XI
Lo enloquecía, así de simple. Su suavidad, la forma en que lanzaba pequeños suspiros, la manera en que se retorcía en cuanto la besaba, esos pechos, diablos, esos pechos que eran su maldita obsesión. Su olor, que lo ponía como una piedra, hambriento, saciándose solo si la poseía una y otra y otra vez.
No podía parar aunque se lo pidiera, no mientras sintiera en su boca ese sabor que era suyo y ese calor que atrapaba sus dedos en adelanto a lo que iba a sentir en pocos segundos. ¡Demonios! Solo de pensar en su miembro dentro, hasta el fondo, lo ponía a cien, notaba cómo se engrosaba con esa imagen, lo único que podía pensar, lo demás eran sensaciones. Tan ardiendo, se sentía ardiendo.
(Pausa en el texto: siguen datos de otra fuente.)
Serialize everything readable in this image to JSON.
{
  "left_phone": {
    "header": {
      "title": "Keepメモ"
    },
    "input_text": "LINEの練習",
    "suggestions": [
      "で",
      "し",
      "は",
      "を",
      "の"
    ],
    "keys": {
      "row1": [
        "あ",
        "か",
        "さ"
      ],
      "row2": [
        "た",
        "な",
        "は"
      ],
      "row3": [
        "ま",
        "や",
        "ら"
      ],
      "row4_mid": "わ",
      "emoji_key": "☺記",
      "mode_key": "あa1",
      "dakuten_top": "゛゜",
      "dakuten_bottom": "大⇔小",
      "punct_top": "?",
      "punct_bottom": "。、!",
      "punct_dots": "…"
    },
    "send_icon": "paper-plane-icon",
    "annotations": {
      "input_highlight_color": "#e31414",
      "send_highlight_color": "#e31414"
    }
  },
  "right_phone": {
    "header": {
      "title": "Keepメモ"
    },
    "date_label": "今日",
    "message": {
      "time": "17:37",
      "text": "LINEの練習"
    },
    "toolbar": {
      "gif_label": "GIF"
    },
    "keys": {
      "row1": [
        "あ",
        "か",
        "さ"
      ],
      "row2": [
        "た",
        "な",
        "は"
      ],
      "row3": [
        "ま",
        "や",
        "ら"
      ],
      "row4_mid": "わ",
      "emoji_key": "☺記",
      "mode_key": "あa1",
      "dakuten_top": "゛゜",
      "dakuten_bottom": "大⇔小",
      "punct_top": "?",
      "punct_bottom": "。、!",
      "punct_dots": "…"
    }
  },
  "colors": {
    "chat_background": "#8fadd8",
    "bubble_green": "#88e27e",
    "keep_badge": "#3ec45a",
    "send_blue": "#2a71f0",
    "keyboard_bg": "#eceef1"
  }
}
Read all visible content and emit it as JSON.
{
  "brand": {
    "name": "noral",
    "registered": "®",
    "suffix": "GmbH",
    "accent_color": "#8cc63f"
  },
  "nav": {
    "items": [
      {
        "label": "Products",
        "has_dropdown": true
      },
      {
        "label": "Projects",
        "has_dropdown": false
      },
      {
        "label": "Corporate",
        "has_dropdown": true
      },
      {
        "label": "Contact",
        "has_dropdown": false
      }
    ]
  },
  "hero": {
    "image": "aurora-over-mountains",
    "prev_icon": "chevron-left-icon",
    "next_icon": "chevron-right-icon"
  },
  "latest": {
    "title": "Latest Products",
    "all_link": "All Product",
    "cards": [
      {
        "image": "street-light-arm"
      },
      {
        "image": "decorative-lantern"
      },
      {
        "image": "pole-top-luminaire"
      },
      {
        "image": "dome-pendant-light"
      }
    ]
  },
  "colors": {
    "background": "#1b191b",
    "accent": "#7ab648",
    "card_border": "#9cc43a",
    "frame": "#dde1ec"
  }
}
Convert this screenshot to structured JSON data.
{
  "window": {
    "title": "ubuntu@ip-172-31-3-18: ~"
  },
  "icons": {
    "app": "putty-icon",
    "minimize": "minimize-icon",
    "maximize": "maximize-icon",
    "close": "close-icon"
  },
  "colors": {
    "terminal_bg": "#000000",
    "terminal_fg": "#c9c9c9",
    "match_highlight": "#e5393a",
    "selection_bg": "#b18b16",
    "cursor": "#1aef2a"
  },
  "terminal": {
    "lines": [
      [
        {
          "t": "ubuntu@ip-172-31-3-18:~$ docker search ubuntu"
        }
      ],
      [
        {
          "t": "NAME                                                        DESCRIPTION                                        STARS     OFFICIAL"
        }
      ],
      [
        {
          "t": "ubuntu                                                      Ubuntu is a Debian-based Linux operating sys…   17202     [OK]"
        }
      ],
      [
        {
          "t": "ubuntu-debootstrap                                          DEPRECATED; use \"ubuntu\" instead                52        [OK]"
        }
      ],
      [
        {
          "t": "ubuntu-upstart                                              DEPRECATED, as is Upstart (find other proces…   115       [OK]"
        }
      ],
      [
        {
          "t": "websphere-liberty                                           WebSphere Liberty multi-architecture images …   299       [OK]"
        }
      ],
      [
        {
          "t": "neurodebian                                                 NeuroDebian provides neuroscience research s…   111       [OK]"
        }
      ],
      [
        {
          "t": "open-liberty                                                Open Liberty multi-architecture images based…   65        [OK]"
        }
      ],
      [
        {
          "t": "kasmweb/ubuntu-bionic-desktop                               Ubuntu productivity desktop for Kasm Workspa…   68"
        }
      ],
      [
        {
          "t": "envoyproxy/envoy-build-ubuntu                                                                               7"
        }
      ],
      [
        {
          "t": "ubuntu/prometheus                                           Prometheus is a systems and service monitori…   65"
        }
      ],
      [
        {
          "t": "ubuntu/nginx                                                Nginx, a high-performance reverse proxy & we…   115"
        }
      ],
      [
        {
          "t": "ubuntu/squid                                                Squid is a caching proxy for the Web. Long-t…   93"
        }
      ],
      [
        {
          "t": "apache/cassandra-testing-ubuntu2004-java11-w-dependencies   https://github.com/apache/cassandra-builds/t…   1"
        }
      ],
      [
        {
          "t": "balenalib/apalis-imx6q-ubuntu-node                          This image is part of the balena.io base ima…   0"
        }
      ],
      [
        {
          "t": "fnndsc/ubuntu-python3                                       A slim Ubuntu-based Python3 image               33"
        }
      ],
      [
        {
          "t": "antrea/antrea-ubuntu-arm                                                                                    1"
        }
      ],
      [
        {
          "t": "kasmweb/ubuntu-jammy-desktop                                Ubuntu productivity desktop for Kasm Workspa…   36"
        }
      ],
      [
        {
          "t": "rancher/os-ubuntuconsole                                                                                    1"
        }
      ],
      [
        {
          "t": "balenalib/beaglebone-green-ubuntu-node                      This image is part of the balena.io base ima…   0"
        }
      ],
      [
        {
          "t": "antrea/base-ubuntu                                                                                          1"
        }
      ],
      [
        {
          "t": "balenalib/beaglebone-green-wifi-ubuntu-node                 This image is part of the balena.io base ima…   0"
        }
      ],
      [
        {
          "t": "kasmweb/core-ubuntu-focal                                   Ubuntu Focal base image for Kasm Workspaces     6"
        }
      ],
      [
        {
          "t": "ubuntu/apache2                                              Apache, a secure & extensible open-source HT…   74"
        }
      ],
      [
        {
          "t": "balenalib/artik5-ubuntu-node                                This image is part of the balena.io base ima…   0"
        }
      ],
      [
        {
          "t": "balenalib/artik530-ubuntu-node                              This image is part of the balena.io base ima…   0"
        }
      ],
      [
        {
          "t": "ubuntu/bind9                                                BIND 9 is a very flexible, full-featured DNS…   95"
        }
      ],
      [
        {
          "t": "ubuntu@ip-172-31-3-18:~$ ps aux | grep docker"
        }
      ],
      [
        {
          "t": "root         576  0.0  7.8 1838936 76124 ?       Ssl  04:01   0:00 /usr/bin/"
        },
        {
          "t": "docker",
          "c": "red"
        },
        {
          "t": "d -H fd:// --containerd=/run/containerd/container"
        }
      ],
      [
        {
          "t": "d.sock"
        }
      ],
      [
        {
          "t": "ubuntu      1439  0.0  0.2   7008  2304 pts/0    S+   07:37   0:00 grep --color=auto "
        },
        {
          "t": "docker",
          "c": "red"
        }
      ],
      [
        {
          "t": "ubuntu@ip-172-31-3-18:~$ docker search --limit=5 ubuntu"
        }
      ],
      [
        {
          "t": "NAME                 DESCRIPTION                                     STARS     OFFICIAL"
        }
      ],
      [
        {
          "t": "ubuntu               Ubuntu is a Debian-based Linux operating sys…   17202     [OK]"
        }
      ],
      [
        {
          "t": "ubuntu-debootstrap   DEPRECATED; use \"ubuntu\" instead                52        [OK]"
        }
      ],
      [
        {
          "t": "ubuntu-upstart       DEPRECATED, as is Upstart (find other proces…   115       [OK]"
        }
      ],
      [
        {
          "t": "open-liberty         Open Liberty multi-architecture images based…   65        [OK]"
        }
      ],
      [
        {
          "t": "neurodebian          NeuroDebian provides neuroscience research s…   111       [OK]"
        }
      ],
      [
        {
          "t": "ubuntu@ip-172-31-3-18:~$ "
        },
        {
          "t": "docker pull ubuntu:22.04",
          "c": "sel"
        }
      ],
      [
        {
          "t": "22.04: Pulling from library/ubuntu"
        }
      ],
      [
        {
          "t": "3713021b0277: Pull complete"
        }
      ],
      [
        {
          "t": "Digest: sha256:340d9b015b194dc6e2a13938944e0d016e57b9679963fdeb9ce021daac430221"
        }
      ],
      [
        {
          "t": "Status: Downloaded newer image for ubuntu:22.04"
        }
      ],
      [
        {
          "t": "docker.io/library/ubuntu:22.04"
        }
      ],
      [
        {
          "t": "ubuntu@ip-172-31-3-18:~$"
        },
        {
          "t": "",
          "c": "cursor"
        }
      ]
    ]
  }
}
Dios, Dios, espera, cariño...
No, no, no, por favor. Ni queriendo podría dejar de amarla. Tras una última penetración se deslizó hacia arriba contra su cuerpo, su miembro presionando contra ese cuerpecito hecho para él, tenso, hinchado al máximo, esperando acceder a ese calor.
Alcanzó esos labios y ambos saborearon el sabor de su hembra, entremezclado en sus bocas, en su saliva, se devoraron el uno al otro, disfrutándolo...
¡Joder!
Poco le faltó para correrse al sentir esa mano envolviéndolo y apretando, recorriendo su enorme longitud con deleite.
Era una bruja, su enana, y lo iba a volver loco. Notó que lo posicionaba a su entrada y simplemente empujo.
Escuchó su gemido, suave. Sabía que era enorme y ella pequeña y algo de dolor le causaba al sobrepasar la entrada, sentía su miembro presionar y obtener espacio mientras ella gemía con una mezcla de inmenso placer e incomodidad.
Dios, tenía que ser suave, lento, pero le costaba tanto, ¡maldita sea!, lo que deseaba era penetrar a fondo, hasta sentirse totalmente acogido en ese vientre. Presionó con las caderas hasta llenarla casi entera, no del todo, y salió hasta que solo la punta permaneció en su interior y empujó, dejándose llevar, generando un chillido en ella que se transformó enseguida en gemidos de placer. Le encantaba dar placer a su torbellino.
Entre esa calidez, la presión que se incrementaba sobre su miembro, esas pequeñas manos arañando su espalda, esa boca que lo devoraba y esos dulces gemidos que quedaban atrapados en esta, perdió la noción de todo, del tiempo, de sus alrededores, solo la sentía a ella como si lo cubriera con su aroma y se dejó llevar por las sensaciones, lo volvía loco. Incrementó el ritmo por pura necesidad, hasta alcanzar una cadencia salvaje, brutal que a ambos enloquecía.
Sintió los suaves temblores del cuerpo que cubría, de esas caderas y la presión repentina, inmensa sobre su miembro y estalló con ella, al tiempo, pero siguió adentrándose en ese calor, más lentamente. Casi dolía del cúmulo de sensaciones, cada vez más suave, hasta que todavía en su interior dejó caer su peso sobre ella, las cabezas unidas sobre la almohada, ligeramente giradas la una hacia la otra.
La tenía a su lado, esa cara preciosa con alguna peca desperdigada en las mejillas, esa gloriosa melena totalmente enredada y esos ojos castaños en cuyos iris danzaban pequeñas vetas doradas. Su mujer, su corazón.